沈步轍說完這話,又是上前一步,想要拽著江照影的手,卻被江照影躲了過去。

“伏哥兒是狀元,你便是唯一的狀元娘。再說了,溫姨娘也是我們的娘,我們自然應該在她的膝前盡孝,否則就是不孝。醫者仁心,你會答應的對吧?”

江照影聽見這話,緩緩抬頭,盯著沈步轍的眼睛。

前世的沈步轍,也說過一模一樣的話。

如此的言之鑿鑿,如此的信誓旦旦,誆騙她在溫穗穗病榻前盡孝,無微不至!

溫穗穗使喚她,也猶如使喚丫鬟一般,又是喂藥又是燒水,恐怕連他們苟且後的洗澡水,都是她來燒的!
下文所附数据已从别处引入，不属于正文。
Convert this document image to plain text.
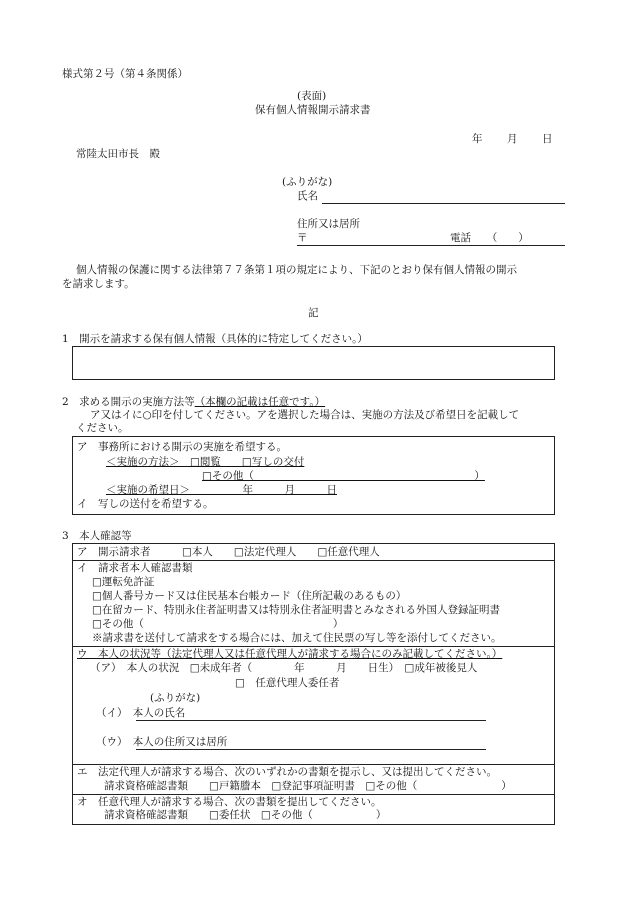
様式第２号（第４条関係）
(表面)
保有個人情報開示請求書
年 月 日
常陸太田市長　殿
(ふりがな)
氏名
住所又は居所
〒	電話　　（　　）
個人情報の保護に関する法律第７７条第１項の規定により、下記のとおり保有個人情報の開示
を請求します。
記
1　開示を請求する保有個人情報（具体的に特定してください。）
2　求める開示の実施方法等（本欄の記載は任意です。）
ア又はイに○印を付してください。アを選択した場合は、実施の方法及び希望日を記載して
ください。
ア　事務所における開示の実施を希望する。
＜実施の方法＞　□閲覧　　□写しの交付
□その他（　　　　　　　　　　　　　　　　　　　　　）
＜実施の希望日＞　　　　　年　　　月　　　日
イ　写しの送付を希望する。
3　本人確認等
ア　開示請求者　　　□本人　　□法定代理人　　□任意代理人
イ　請求者本人確認書類
□運転免許証
□個人番号カード又は住民基本台帳カード（住所記載のあるもの）
□在留カード、特別永住者証明書又は特別永住者証明書とみなされる外国人登録証明書
□その他（　　　　　　　　　　　　　　　　　　）
※請求書を送付して請求をする場合には、加えて住民票の写し等を添付してください。
ウ　本人の状況等（法定代理人又は任意代理人が請求する場合にのみ記載してください。）
（ア）　本人の状況　□未成年者（　　　　年　　　月　　日生）　□成年被後見人
□　任意代理人委任者
(ふりがな)
（イ）　本人の氏名
（ウ）　本人の住所又は居所
エ　法定代理人が請求する場合、次のいずれかの書類を提示し、又は提出してください。
請求資格確認書類　　□戸籍謄本　□登記事項証明書　□その他（　　　　　　　　）
オ　任意代理人が請求する場合、次の書類を提出してください。
請求資格確認書類　　□委任状　□その他（　　　　　　）
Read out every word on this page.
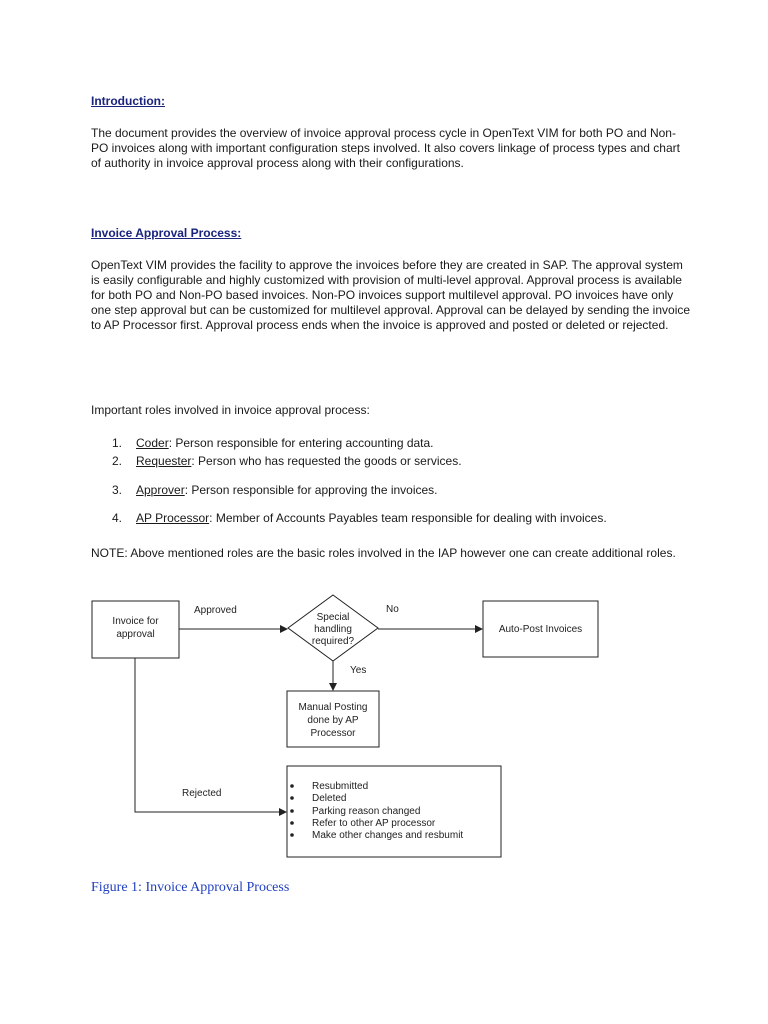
Introduction:

The document provides the overview of invoice approval process cycle in OpenText VIM for both PO and Non-PO invoices along with important configuration steps involved. It also covers linkage of process types and chart of authority in invoice approval process along with their configurations.

Invoice Approval Process:

OpenText VIM provides the facility to approve the invoices before they are created in SAP. The approval system is easily configurable and highly customized with provision of multi-level approval. Approval process is available for both PO and Non-PO based invoices. Non-PO invoices support multilevel approval. PO invoices have only one step approval but can be customized for multilevel approval. Approval can be delayed by sending the invoice to AP Processor first. Approval process ends when the invoice is approved and posted or deleted or rejected.

Important roles involved in invoice approval process:

1. Coder: Person responsible for entering accounting data.
2. Requester: Person who has requested the goods or services.
3. Approver: Person responsible for approving the invoices.
4. AP Processor: Member of Accounts Payables team responsible for dealing with invoices.

NOTE: Above mentioned roles are the basic roles involved in the IAP however one can create additional roles.

Invoice for
approval
Approved
Special
handling
required?
No
Auto-Post Invoices
Yes
Manual Posting
done by AP
Processor
Rejected
Resubmitted
Deleted
Parking reason changed
Refer to other AP processor
Make other changes and resbumit
Figure 1: Invoice Approval Process
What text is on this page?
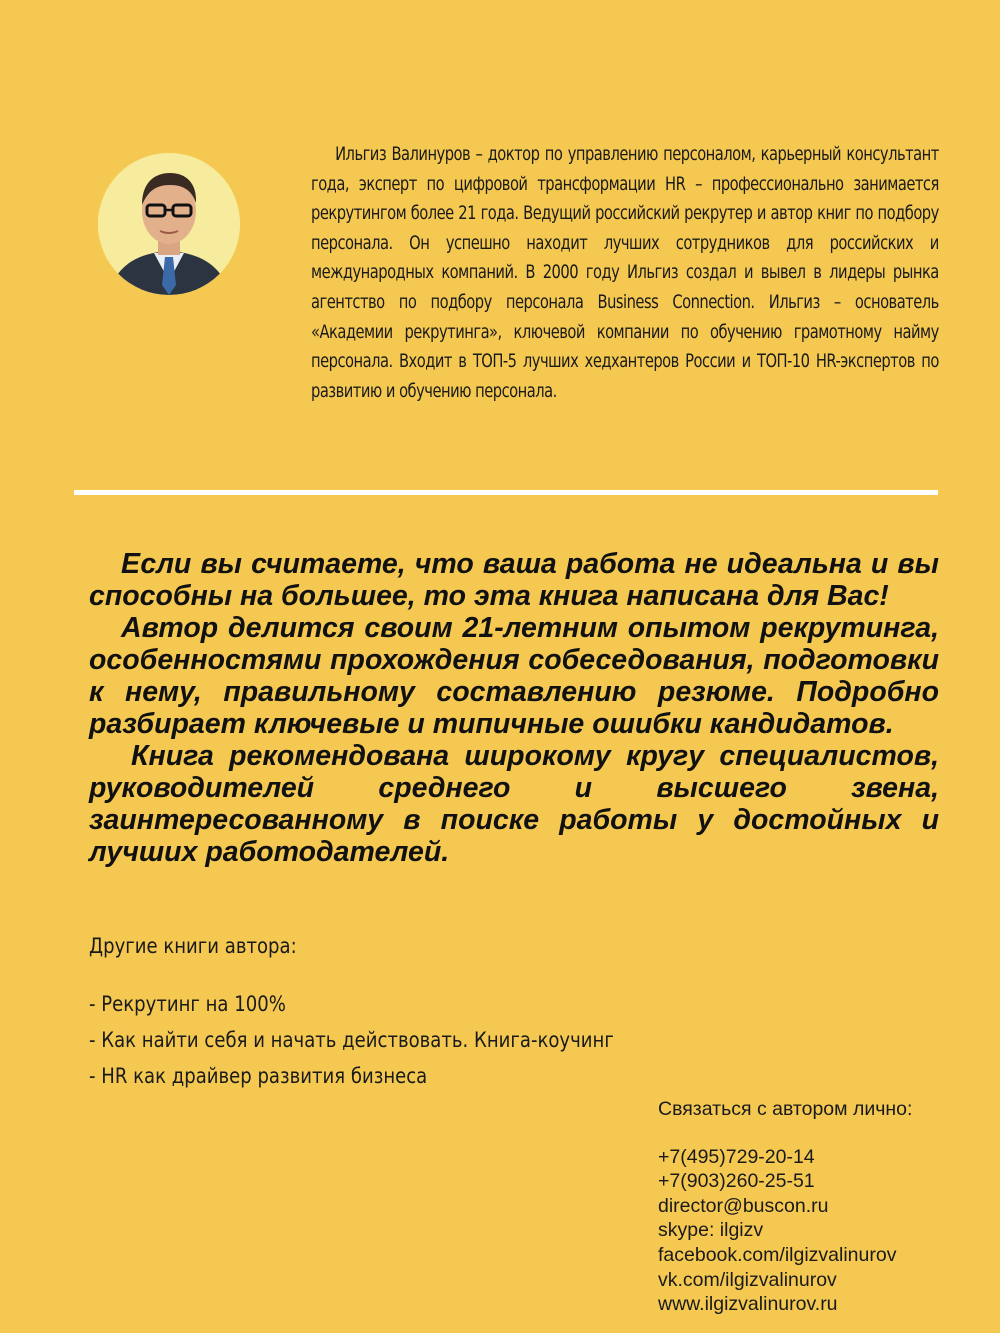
Ильгиз Валинуров – доктор по управлению персоналом, карьерный консультант года, эксперт по цифровой трансформации HR – профессионально занимается рекрутингом более 21 года. Ведущий российский рекрутер и автор книг по подбору персонала. Он успешно находит лучших сотрудников для российских и международных компаний. В 2000 году Ильгиз создал и вывел в лидеры рынка агентство по подбору персонала Business Connection. Ильгиз – основатель «Академии рекрутинга», ключевой компании по обучению грамотному найму персонала. Входит в ТОП-5 лучших хедхантеров России и ТОП-10 HR-экспертов по развитию и обучению персонала.

Если вы считаете, что ваша работа не идеальна и вы способны на большее, то эта книга написана для Вас!

Автор делится своим 21-летним опытом рекрутинга, особенностями прохождения собеседования, подготовки к нему, правильному составлению резюме. Подробно разбирает ключевые и типичные ошибки кандидатов.

Книга рекомендована широкому кругу специалистов, руководителей среднего и высшего звена, заинтересованному в поиске работы у достойных и лучших работодателей.

Другие книги автора:
- Рекрутинг на 100%
- Как найти себя и начать действовать. Книга-коучинг
- HR как драйвер развития бизнеса
Связаться с автором лично:
+7(495)729-20-14
+7(903)260-25-51
director@buscon.ru
skype: ilgizv
facebook.com/ilgizvalinurov
vk.com/ilgizvalinurov
www.ilgizvalinurov.ru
感受著江照影直直的視線,在自已的臉上掃視,沈步轍又是做了一個瀟灑恣意的笑容,放緩了語氣:“影影,你是我的妻子,只有你能為我分憂了。”

“近日侯府的事情太多,忙的我連軸轉,沒有時間關照你,把你冷落了。”

“你放心,本世子的心中是時刻掛念著你的,等你把溫姨娘照顧好後,伏哥兒繼續讀書,我們也就能輕鬆的在一起了。”

他說完這話,江照影便陡然揚起了一個笑容:“好呀,世子,我是你的妻子,自然是樂意為你分憂,好好的照顧你的庶母。”

沈步轍見江照影答應了下來,終於陡然鬆了一口氣。

他不過幾句安撫,江照影便能為自已做到這種地步,沈步轍想著,心中更是多了幾分小小的得意。

“溫姨娘善解人意,不難伺候。你照顧她是為整個侯府分憂,有妻如此,夫復何求。”

沈步轍深情款款的說著,隨即上前一步,走到江照影的身邊,便再次想要牽住她的手。

江照影飛快將手縮了回來,然後又微笑開口:“世子爺儘管帶路。”

沈步轍先是一愣,隨後又是揚起一抹笑容:“素日裡不曾去溫姨娘的邀蓮閣,倒是有些不認識路,觀墨你來帶路吧。”

觀墨聽見吩咐,忍不住抬頭看了一眼沈步轍,見沈步轍神色如常,觀墨才急急點頭,默不作聲的走在了兩人跟前。

等沈步轍掀了簾子進了屋子,江照影跟在他的身後,邁過了門檻。

如今的邀蓮院,倒是沒有了從前一樣明顯的屎臭氣,只是在藥味的掩蓋下,隱隱有些腐爛的味道。

江照影環顧四周,只見溫穗穗躺在床榻上,用一張帕子遮著臉。

此刻她薄薄的衣衫凌亂,透明的能讓人看見內裡的春色。

溫穗穗聽見屋外的動靜,原本想發出一聲嬌媚的叫聲,卻瞥見沈步轍後頭的江照影,她暗自不屑的翻了一個白眼,倒是掀了被褥,遮住了自已身體。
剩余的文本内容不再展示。